Pourquoi le compte-rendu de réunion est le pire exemple d'utilisation de l'IA

Le compte-rendu de réunion est peut-être le pire exemple de l’utilisation de l’IA au travail.

Tout le monde branche son note-taker. Tout le monde enregistre. La réunion se termine et, quelques minutes plus tard, un compte-rendu impeccable apparaît : résumé, décisions, prochaines étapes, jolies puces. Une petite merveille de productivité.

Que personne ne lira.

En tout cas, pas plus qu’à l’époque où votre collègue préféré se dévouait à passer une heure à écrire laborieusement sa synthèse.

Maintenant, une IA met trente secondes à produire un compte-rendu que personne ne lit non plus. Nous n’avons pas résolu le problème. Nous avons industrialisé le problème.

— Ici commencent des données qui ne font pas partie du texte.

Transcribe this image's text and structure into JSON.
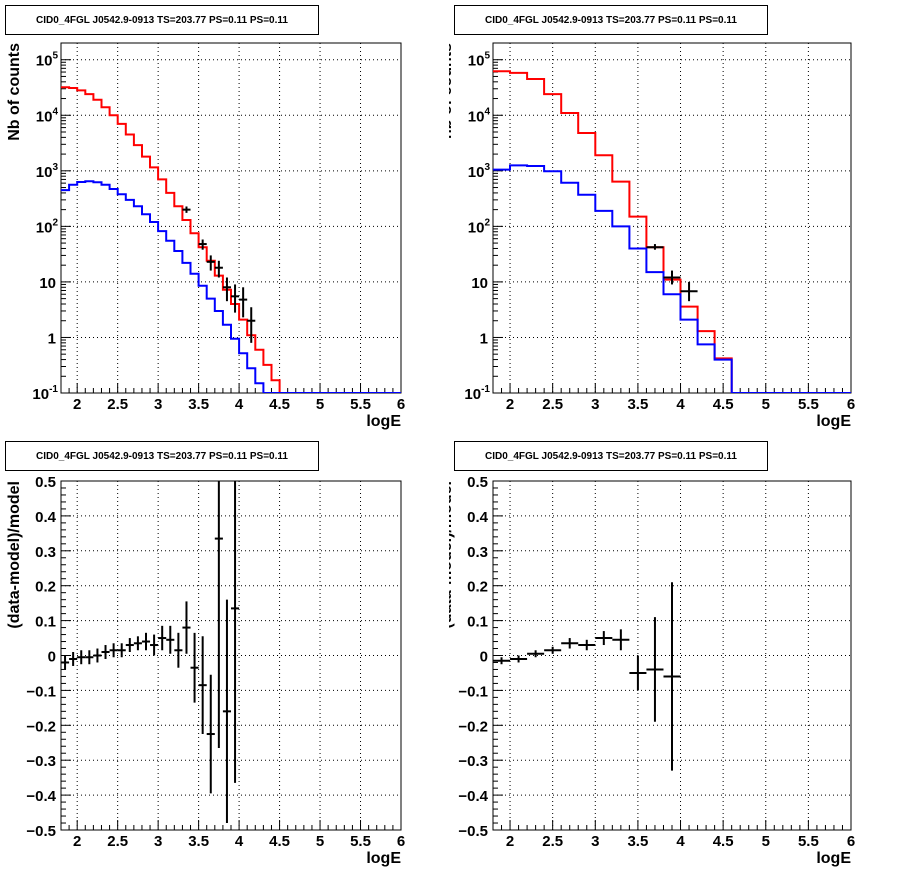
{
  "panels": [
    {
      "title": "CID0_4FGL J0542.9-0913 TS=203.77 PS=0.11 PS=0.11",
      "chart_data": {
        "type": "line",
        "xlabel": "logE",
        "ylabel": "Nb of counts",
        "xlim": [
          1.8,
          6.0
        ],
        "ylim": [
          0.1,
          200000
        ],
        "yscale": "log",
        "grid": true,
        "xticks": [
          "2",
          "2.5",
          "3",
          "3.5",
          "4",
          "4.5",
          "5",
          "5.5",
          "6"
        ],
        "yticks": [
          "10^-1",
          "1",
          "10",
          "10^2",
          "10^3",
          "10^4",
          "10^5"
        ],
        "binwidth": 0.1,
        "series": [
          {
            "color": "#ff0000",
            "kind": "step",
            "x": [
              1.8,
              1.9,
              2.0,
              2.1,
              2.2,
              2.3,
              2.4,
              2.5,
              2.6,
              2.7,
              2.8,
              2.9,
              3.0,
              3.1,
              3.2,
              3.3,
              3.4,
              3.5,
              3.6,
              3.7,
              3.8,
              3.9,
              4.0,
              4.1,
              4.2,
              4.3,
              4.4,
              4.5,
              4.6,
              4.7,
              4.8,
              4.9,
              5.0,
              5.1,
              5.2,
              5.3,
              5.4,
              5.5,
              5.6,
              5.7,
              5.8,
              5.9
            ],
            "y": [
              32000,
              31000,
              28000,
              24000,
              19000,
              14000,
              10000,
              7000,
              4500,
              2900,
              1800,
              1150,
              700,
              400,
              230,
              130,
              75,
              42,
              24,
              13,
              7.2,
              4,
              2.1,
              1.1,
              0.6,
              0.32,
              0.17,
              0.09,
              0.05,
              0.05,
              0.05,
              0.05,
              0.05,
              0.05,
              0.05,
              0.05,
              0.05,
              0.05,
              0.05,
              0.05,
              0.05,
              0.05
            ]
          },
          {
            "color": "#0000ff",
            "kind": "step",
            "x": [
              1.8,
              1.9,
              2.0,
              2.1,
              2.2,
              2.3,
              2.4,
              2.5,
              2.6,
              2.7,
              2.8,
              2.9,
              3.0,
              3.1,
              3.2,
              3.3,
              3.4,
              3.5,
              3.6,
              3.7,
              3.8,
              3.9,
              4.0,
              4.1,
              4.2,
              4.3,
              4.4,
              4.5,
              4.6,
              4.7,
              4.8,
              4.9,
              5.0,
              5.1,
              5.2,
              5.3,
              5.4,
              5.5,
              5.6,
              5.7,
              5.8,
              5.9
            ],
            "y": [
              450,
              560,
              630,
              650,
              620,
              560,
              470,
              380,
              300,
              230,
              165,
              120,
              82,
              55,
              36,
              22,
              14,
              8.5,
              5,
              3,
              1.7,
              0.95,
              0.52,
              0.28,
              0.15,
              0.09,
              0.09,
              0.09,
              0.09,
              0.09,
              0.09,
              0.09,
              0.09,
              0.09,
              0.09,
              0.09,
              0.09,
              0.09,
              0.09,
              0.09,
              0.09,
              0.09
            ]
          }
        ],
        "points": {
          "x": [
            3.35,
            3.55,
            3.65,
            3.75,
            3.85,
            3.95,
            4.05,
            4.15
          ],
          "y": [
            200,
            48,
            23,
            18,
            8,
            5.5,
            4.8,
            2
          ],
          "ylo": [
            175,
            38,
            16,
            12,
            4.5,
            2.8,
            2.3,
            0.8
          ],
          "yhi": [
            228,
            58,
            30,
            24,
            12,
            9,
            8,
            3.5
          ]
        }
      }
    },
    {
      "title": "CID0_4FGL J0542.9-0913 TS=203.77 PS=0.11 PS=0.11",
      "chart_data": {
        "type": "line",
        "xlabel": "logE",
        "ylabel": "nb of counts",
        "xlim": [
          1.8,
          6.0
        ],
        "ylim": [
          0.1,
          200000
        ],
        "yscale": "log",
        "grid": true,
        "xticks": [
          "2",
          "2.5",
          "3",
          "3.5",
          "4",
          "4.5",
          "5",
          "5.5",
          "6"
        ],
        "yticks": [
          "10^-1",
          "1",
          "10",
          "10^2",
          "10^3",
          "10^4",
          "10^5"
        ],
        "binwidth": 0.2,
        "series": [
          {
            "color": "#ff0000",
            "kind": "step",
            "x": [
              1.8,
              2.0,
              2.2,
              2.4,
              2.6,
              2.8,
              3.0,
              3.2,
              3.4,
              3.6,
              3.8,
              4.0,
              4.2,
              4.4,
              4.6,
              4.8,
              5.0,
              5.2,
              5.4,
              5.6,
              5.8
            ],
            "y": [
              62000,
              58000,
              45000,
              24000,
              11000,
              4800,
              1900,
              640,
              150,
              42,
              11,
              3.6,
              1.3,
              0.42,
              0.05,
              0.05,
              0.05,
              0.05,
              0.05,
              0.05,
              0.05
            ]
          },
          {
            "color": "#0000ff",
            "kind": "step",
            "x": [
              1.8,
              2.0,
              2.2,
              2.4,
              2.6,
              2.8,
              3.0,
              3.2,
              3.4,
              3.6,
              3.8,
              4.0,
              4.2,
              4.4,
              4.6,
              4.8,
              5.0,
              5.2,
              5.4,
              5.6,
              5.8
            ],
            "y": [
              1050,
              1250,
              1220,
              980,
              610,
              370,
              190,
              100,
              40,
              15,
              6,
              2.1,
              0.75,
              0.4,
              0.09,
              0.09,
              0.09,
              0.09,
              0.09,
              0.09,
              0.09
            ]
          }
        ],
        "points": {
          "x": [
            3.7,
            3.9,
            4.1
          ],
          "y": [
            42,
            12,
            6.8
          ],
          "ylo": [
            38,
            9,
            4.5
          ],
          "yhi": [
            48,
            16,
            10
          ]
        }
      }
    },
    {
      "title": "CID0_4FGL J0542.9-0913 TS=203.77 PS=0.11 PS=0.11",
      "chart_data": {
        "type": "scatter",
        "xlabel": "logE",
        "ylabel": "(data-model)/model",
        "xlim": [
          1.8,
          6.0
        ],
        "ylim": [
          -0.5,
          0.5
        ],
        "grid": true,
        "xticks": [
          "2",
          "2.5",
          "3",
          "3.5",
          "4",
          "4.5",
          "5",
          "5.5",
          "6"
        ],
        "yticks": [
          "−0.5",
          "−0.4",
          "−0.3",
          "−0.2",
          "−0.1",
          "0",
          "0.1",
          "0.2",
          "0.3",
          "0.4",
          "0.5"
        ],
        "xerr": 0.05,
        "points": {
          "x": [
            1.85,
            1.95,
            2.05,
            2.15,
            2.25,
            2.35,
            2.45,
            2.55,
            2.65,
            2.75,
            2.85,
            2.95,
            3.05,
            3.15,
            3.25,
            3.35,
            3.45,
            3.55,
            3.65,
            3.75,
            3.85,
            3.95
          ],
          "y": [
            -0.02,
            -0.01,
            -0.005,
            -0.005,
            0.0,
            0.01,
            0.015,
            0.015,
            0.03,
            0.035,
            0.04,
            0.03,
            0.05,
            0.045,
            0.015,
            0.08,
            -0.035,
            -0.085,
            -0.225,
            0.335,
            -0.16,
            0.135
          ],
          "err": [
            0.02,
            0.02,
            0.02,
            0.02,
            0.02,
            0.02,
            0.02,
            0.02,
            0.02,
            0.02,
            0.025,
            0.03,
            0.035,
            0.04,
            0.05,
            0.075,
            0.1,
            0.14,
            0.17,
            0.6,
            0.32,
            0.5
          ]
        }
      }
    },
    {
      "title": "CID0_4FGL J0542.9-0913 TS=203.77 PS=0.11 PS=0.11",
      "chart_data": {
        "type": "scatter",
        "xlabel": "logE",
        "ylabel": "(data-model)/model",
        "xlim": [
          1.8,
          6.0
        ],
        "ylim": [
          -0.5,
          0.5
        ],
        "grid": true,
        "xticks": [
          "2",
          "2.5",
          "3",
          "3.5",
          "4",
          "4.5",
          "5",
          "5.5",
          "6"
        ],
        "yticks": [
          "−0.5",
          "−0.4",
          "−0.3",
          "−0.2",
          "−0.1",
          "0",
          "0.1",
          "0.2",
          "0.3",
          "0.4",
          "0.5"
        ],
        "xerr": 0.1,
        "points": {
          "x": [
            1.9,
            2.1,
            2.3,
            2.5,
            2.7,
            2.9,
            3.1,
            3.3,
            3.5,
            3.7,
            3.9
          ],
          "y": [
            -0.015,
            -0.01,
            0.005,
            0.015,
            0.035,
            0.03,
            0.05,
            0.045,
            -0.05,
            -0.04,
            -0.06
          ],
          "err": [
            0.01,
            0.01,
            0.01,
            0.01,
            0.015,
            0.015,
            0.02,
            0.03,
            0.05,
            0.15,
            0.27
          ]
        }
      }
    }
  ]
}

Tout est stocké : des heures d’enregistrements que personne ne regardera à nouveau, des transcriptions bourrées de fautes que personne ne sait comment exploiter, des résumés qui iront mourir dans un dossier sur le réseau. Plus vite, moins cher et toujours aussi inutile.

C’est un bel exemple d’IA pour l’IA : automatiser un livrable sans se demander à quoi il servait.

Je ne veux pas utiliser l’IA pour écrire de meilleurs comptes rendus. Je veux qu’elle transforme les réunions en actions. Une décision doit mettre à jour le projet. Une tâche doit arriver dans l’outil de gestion, avec un responsable et une échéance. Un point bloquant doit remonter là où quelqu’un peut le traiter.

Le bon système ne relie pas seulement l’IA au note-taker. Il la relie à l’endroit où le travail avance.

Le reste, c’est une archive morte avant même d’être produite.